The Privacy Act 1988 requires health practitioners to obtain consent from patients in order to collect, use and disclose patient’s personal information. Please read this form and sign the statement of consent.
We will collect information from you and sometimes from medical practitioners
and health care providers. Our practice staff and therapists will participate in the collection of this information. Information collected includes a medical history, social history and billing details. Some images from operations or if photographed in the clinic may be maintained in your notes and included in letters to your doctor.

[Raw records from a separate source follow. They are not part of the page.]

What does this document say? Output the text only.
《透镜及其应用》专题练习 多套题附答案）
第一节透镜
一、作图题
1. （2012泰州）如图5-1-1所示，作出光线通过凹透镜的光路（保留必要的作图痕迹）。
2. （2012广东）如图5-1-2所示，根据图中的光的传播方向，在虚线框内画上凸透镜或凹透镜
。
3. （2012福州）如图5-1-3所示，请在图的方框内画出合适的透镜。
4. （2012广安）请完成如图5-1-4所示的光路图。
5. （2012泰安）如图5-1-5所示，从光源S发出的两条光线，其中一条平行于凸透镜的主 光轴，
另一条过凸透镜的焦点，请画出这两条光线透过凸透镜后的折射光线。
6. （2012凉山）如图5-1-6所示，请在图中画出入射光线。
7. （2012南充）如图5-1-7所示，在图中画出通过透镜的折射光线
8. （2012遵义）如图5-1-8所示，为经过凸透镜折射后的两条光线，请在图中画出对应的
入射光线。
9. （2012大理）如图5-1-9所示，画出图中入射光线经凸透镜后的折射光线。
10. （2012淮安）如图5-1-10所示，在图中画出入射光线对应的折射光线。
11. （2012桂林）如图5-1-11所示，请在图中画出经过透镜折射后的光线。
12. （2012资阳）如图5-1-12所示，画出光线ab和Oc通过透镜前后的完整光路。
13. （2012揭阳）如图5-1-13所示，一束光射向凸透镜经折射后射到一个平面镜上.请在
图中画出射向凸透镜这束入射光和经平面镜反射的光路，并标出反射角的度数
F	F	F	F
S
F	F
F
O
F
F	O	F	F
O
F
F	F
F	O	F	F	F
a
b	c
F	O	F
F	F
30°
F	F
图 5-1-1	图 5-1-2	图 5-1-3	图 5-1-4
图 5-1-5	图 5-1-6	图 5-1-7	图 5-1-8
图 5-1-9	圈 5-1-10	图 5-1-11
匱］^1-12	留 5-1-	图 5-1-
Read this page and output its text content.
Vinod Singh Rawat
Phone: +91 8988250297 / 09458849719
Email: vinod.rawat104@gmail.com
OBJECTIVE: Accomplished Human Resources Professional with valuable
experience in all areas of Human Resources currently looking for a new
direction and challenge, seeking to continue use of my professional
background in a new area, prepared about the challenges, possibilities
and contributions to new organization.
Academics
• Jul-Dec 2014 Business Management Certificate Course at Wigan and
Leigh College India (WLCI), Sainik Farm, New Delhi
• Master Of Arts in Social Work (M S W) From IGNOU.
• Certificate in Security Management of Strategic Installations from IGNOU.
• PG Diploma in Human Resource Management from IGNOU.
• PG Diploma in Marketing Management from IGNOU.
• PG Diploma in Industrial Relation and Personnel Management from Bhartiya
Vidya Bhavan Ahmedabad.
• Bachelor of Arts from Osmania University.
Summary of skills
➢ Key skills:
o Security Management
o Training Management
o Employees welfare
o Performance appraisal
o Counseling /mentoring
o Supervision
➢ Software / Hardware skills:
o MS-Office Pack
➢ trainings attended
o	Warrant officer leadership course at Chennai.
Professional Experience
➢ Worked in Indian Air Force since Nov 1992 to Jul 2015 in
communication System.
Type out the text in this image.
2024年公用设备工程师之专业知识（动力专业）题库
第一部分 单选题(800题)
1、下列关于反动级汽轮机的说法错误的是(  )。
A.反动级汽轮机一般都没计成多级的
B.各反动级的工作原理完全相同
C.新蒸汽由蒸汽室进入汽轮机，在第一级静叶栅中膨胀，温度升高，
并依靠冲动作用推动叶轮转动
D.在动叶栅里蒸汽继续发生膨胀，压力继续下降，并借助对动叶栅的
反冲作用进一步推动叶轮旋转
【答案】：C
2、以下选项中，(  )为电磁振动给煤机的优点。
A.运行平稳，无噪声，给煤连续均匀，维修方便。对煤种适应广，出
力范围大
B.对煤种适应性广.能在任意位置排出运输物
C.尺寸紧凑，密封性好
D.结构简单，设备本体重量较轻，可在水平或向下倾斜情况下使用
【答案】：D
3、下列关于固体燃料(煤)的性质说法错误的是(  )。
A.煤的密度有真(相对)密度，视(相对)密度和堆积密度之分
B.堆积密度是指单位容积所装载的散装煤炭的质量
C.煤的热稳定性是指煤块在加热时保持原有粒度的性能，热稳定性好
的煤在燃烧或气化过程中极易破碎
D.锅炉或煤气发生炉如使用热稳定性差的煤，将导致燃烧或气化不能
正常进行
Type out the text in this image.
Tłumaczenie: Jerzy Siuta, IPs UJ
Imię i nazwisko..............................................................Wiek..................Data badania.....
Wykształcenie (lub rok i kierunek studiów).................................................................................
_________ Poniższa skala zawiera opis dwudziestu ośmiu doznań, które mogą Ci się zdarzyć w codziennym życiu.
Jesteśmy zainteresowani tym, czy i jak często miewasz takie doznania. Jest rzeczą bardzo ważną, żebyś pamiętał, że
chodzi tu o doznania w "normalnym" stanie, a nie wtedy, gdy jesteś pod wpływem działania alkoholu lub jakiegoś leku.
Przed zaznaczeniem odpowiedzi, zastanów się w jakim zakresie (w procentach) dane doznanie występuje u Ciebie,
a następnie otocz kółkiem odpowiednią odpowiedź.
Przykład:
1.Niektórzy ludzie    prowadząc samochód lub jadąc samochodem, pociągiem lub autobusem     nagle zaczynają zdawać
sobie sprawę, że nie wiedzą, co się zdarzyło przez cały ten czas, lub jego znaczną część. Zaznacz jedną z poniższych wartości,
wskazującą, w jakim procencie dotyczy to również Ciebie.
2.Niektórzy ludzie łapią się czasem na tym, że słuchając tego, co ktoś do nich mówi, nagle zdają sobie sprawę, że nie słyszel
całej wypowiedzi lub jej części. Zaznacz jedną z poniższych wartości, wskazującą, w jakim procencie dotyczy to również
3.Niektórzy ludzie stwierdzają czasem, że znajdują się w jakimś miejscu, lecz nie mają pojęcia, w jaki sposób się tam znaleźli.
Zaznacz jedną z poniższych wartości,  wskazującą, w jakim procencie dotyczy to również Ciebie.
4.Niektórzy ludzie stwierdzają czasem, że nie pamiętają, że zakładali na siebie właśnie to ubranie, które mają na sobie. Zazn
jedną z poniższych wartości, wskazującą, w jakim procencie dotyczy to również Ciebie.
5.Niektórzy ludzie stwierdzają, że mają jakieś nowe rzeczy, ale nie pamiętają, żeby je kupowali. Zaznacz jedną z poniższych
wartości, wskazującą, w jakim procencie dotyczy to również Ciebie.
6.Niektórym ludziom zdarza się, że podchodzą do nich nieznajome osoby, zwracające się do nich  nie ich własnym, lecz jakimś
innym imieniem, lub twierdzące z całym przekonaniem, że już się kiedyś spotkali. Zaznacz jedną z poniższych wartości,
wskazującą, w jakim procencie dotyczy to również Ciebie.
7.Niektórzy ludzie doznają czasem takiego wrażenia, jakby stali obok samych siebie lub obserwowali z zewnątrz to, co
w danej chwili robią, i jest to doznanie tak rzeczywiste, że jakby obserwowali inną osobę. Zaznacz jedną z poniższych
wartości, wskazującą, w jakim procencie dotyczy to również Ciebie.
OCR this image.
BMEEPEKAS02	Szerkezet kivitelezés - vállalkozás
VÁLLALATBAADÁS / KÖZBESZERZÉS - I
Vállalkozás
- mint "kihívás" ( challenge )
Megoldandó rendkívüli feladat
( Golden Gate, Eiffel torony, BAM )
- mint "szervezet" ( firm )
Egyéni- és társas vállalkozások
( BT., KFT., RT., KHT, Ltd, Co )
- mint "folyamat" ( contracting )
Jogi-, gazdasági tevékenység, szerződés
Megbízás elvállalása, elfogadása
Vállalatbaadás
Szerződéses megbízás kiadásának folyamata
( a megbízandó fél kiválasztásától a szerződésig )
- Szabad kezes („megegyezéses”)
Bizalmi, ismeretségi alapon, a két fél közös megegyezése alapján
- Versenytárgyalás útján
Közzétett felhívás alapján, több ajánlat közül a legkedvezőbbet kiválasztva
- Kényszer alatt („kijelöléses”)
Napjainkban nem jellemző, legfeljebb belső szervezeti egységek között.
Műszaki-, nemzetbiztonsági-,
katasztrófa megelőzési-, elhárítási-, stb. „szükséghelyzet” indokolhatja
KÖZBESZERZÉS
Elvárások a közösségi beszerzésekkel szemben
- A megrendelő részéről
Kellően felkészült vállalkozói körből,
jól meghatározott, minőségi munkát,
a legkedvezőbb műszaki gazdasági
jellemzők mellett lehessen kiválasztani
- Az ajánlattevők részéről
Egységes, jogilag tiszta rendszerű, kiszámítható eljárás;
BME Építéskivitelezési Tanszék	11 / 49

Information Use & Disclosure
Your records and personal information are considered strictly confidential. Therefore we require your consent to use your information to undertake the following:
- communicate with your referring doctor and general practitioner
- refer you to other medical practitioners / health care practitioners as required
- refer you for radiological tests
- management of our practice e.g billing, notification of insurers & employers
- audit and research within our practice
- when legally required to do so
If you are a workcover or motor vehicle insuranced patient we may send copies of some revelant communications to your insurance company or employer.
All of the information obtained will be treated confidentially. Any research data or presentation that utilised patient information or images will not include any informa- tion that could in any way identify individual patients.
You may request a copy of your therapy records or this privacy information. CONSENT
I provide my consent for Hands & All and the clinic staff to collect, use and disclose my personal information as outlined above.